Purpose: The purpose of this study was to characterize the management and outcomes of patients with acromegaly seen in single center in Vancouver, British Columbia, Canada over a 30 year period.
Methods: The study involved retrospective data collection from charts of patients diagnosed with acromegaly since 1980: 130 patients (63 male and 67 female) were included in the analysis, with a mean age at diagnosis of 43 years (male) and 47 years (female).

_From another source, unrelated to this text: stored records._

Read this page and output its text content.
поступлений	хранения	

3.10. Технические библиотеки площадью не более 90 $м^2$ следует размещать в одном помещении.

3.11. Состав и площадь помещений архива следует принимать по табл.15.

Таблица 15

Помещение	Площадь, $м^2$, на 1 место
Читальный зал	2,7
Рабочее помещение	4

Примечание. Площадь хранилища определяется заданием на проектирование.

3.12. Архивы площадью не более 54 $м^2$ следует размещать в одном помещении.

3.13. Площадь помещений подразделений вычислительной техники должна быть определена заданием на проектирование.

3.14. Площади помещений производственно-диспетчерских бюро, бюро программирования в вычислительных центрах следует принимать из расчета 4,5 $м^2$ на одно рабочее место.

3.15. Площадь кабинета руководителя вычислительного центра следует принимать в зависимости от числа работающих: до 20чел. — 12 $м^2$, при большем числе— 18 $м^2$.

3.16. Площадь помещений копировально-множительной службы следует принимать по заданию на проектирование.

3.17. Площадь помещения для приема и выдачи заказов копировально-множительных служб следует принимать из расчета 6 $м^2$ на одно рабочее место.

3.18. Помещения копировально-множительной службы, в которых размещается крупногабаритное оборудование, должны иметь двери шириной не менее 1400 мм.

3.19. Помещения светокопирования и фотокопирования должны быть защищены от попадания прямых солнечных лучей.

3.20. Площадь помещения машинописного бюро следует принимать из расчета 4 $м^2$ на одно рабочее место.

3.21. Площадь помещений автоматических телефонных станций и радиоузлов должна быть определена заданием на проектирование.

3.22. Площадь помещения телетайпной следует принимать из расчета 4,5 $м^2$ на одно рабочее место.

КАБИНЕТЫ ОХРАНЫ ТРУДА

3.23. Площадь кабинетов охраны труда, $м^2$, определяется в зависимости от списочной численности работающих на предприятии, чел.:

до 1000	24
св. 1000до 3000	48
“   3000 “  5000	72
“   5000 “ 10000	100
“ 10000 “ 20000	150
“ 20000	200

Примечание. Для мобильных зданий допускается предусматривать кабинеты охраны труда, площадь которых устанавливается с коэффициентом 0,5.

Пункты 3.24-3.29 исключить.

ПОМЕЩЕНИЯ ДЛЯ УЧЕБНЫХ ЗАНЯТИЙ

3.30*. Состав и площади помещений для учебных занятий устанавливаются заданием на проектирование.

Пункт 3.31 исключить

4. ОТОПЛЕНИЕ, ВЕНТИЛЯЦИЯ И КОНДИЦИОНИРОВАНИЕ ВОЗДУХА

Results: The most common presenting features included acral enlargement, coarse facial features, sweating/oily skin and headache. All cases were caused by pituitary adenomas, of which 58.5% were macroadenomas and of these, 30.8% were invasive. The most common co-morbidities were hypertension 31.5%, arthralgia 28%, diabetes 27.7% and sleep apnea 23.8%. The vast majority (88.5%) of patients was treated surgically and of these patients, 21.5% also received radiotherapy and 66.9% received medical therapy. When stringent cure criteria were applied (based on latest growth hormone (GH) and IGF-1 results) the outcomes were 35.4% cured or controlled, 30% remained active, 15.4 discordant results and 19.2 % with no results reported. Twenty eight percent of patients who underwent surgery and 32% of patients who underwent radiotherapy were not cured but symptoms were moderately well controlled with medical therapy.
Conclusion: Based on the size of population studied, this study showed a prevalence of acromegaly of 29 per million. The cure rate was low following surgery but with adjuvant medical treatment disease control was achieved in most individuals.